テーマをアップデートすると編集内容がすべて上書きされて消えてしまうからです。そこで使うのが子テーマです。子テーマを使えば、親テーマを更新しても自分のカスタマイズは残ります。この記事では子テーマの仕組みと作り方を順番に解説します。
子テーマの仕組み
子テーマは「親テーマの設定を引き継ぎながら、上書きしたい部分だけ変更できる」テーマです。
- 子テーマにファイルがある → 子テーマのファイルが優先される
- 子テーマにファイルがない → 親テーマのファイルが使われる
この仕組みのおかげで、変更したいファイルだけを子テーマに置けばOKです。親テーマ全体をコピーする必要はありません。
子テーマの作り方
① 子テーマ用のフォルダを作成する
wp-content/themes/の中に新しいフォルダを作ります。フォルダ名は親テーマのフォルダ名に-childを付けるのが慣例です。
wp-content/
themes/
cocoon/ ← 親テーマ
cocoon-child/ ← 子テーマ(新しく作る)
② style.cssを作成する
子テーマフォルダの中にstyle.cssを作り、以下を記述します。
/*
Theme Name: Cocoon Child
Template: cocoon
*/各項目の解説
Theme Name:子テーマの名前(管理画面に表示される)Template:親テーマのフォルダ名(完全一致で指定する)
Templateの値が間違っていると子テーマが正しく動かないので、親テーマのフォルダ名を正確にコピーしましょう。

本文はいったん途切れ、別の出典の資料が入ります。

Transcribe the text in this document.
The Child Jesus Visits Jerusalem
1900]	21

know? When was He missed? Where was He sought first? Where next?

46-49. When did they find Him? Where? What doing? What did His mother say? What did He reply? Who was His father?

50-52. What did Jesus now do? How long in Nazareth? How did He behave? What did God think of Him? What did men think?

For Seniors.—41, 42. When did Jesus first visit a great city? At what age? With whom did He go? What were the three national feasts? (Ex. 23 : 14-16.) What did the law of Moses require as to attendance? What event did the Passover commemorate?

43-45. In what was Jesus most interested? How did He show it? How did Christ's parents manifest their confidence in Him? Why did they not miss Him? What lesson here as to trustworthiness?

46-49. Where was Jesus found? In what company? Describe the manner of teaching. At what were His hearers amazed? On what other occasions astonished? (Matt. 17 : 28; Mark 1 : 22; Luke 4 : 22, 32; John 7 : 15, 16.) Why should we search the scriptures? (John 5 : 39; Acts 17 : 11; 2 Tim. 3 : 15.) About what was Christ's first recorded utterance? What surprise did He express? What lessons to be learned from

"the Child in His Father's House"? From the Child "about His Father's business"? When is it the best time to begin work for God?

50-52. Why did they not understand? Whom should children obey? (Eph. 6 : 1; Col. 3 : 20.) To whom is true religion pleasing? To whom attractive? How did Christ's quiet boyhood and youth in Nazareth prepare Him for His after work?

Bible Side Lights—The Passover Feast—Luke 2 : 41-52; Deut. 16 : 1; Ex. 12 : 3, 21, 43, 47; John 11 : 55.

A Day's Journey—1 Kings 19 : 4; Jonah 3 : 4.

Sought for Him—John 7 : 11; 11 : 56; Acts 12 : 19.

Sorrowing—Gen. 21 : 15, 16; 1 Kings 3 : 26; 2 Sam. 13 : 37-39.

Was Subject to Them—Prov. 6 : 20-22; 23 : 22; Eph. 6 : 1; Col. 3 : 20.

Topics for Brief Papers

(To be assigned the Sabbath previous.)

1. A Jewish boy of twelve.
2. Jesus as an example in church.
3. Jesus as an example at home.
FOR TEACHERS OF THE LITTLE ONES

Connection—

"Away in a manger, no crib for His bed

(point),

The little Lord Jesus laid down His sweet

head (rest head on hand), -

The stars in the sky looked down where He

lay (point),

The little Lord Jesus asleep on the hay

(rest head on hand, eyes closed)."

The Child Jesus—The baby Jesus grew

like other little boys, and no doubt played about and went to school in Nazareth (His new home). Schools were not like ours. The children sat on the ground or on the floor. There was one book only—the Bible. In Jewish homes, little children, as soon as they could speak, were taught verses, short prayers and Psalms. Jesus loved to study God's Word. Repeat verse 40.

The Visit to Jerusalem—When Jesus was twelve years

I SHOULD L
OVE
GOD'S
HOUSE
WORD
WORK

③ functions.phpを作成して親テーマのCSSを読み込む
子テーマフォルダにfunctions.phpを作り、以下を記述します。
<?php
function my_child_theme_enqueue_styles() {
wp_enqueue_style(
'parent-style',
get_template_directory_uri() . '/style.css'
);
}
add_action( 'wp_enqueue_scripts', 'my_child_theme_enqueue_styles' );各部分の解説
wp_enqueue_style():スタイルシートを安全に読み込む関数get_template_directory_uri():親テーマのフォルダURLを取得する- 子テーマ自身の
style.cssは自動で読み込まれるため、親テーマ分だけ明示的に読み込む

↑ functions.phpのNGコードはこちらで解説しています。
④ 管理画面で子テーマを有効化する
style.cssとfunctions.phpが揃ったら、WordPressの管理画面「外観 → テーマ」を開きます。子テーマが一覧に表示されているので「有効化」をクリックすれば完了です。
ファイルの上書き方法
たとえばheader.phpをカスタマイズしたい場合は、親テーマのheader.phpを子テーマフォルダにコピーして編集します。
cocoon-child/
style.css
functions.php
header.php ← 親テーマからコピーして編集する
子テーマにheader.phpがあればそちらが優先されるので、親テーマのheader.phpはそのまま残しておいて大丈夫です。
躓きやすいポイント
Templateの値が間違っている style.cssのTemplate:には親テーマのフォルダ名を書きます。テーマ名(表示名)ではないので注意してください。たとえばCocoonの場合、テーマ名は「Cocoon」ですがフォルダ名はcocoon(小文字)です。
子テーマを有効化したらデザインが崩れた 親テーマのCSSが読み込まれていない可能性があります。functions.phpのwp_enqueue_style()が正しく書かれているか確認してください。テーマによっては親テーマのCSSを自動で引き継ぐものもあるので、使っているテーマのドキュメントも確認しましょう。
functions.phpに構文エラーを入れてしまった 構文エラーがあると管理画面に入れなくなります。FTPで該当ファイルを修正するか、コードを追加する前に必ずバックアップを取る習慣をつけておきましょう。

まとめ
子テーマの作り方は3ステップです。
wp-content/themes/に子テーマ用フォルダを作成style.cssにTheme NameとTemplateを記述functions.phpで親テーマのCSSを読み込み、管理画面で有効化
子テーマを使えばテーマの更新を安心して行えます。WordPressのカスタマイズは子テーマを使うことが大前提なので、まだ使っていない方はこの機会にぜひ取り入れてみてください。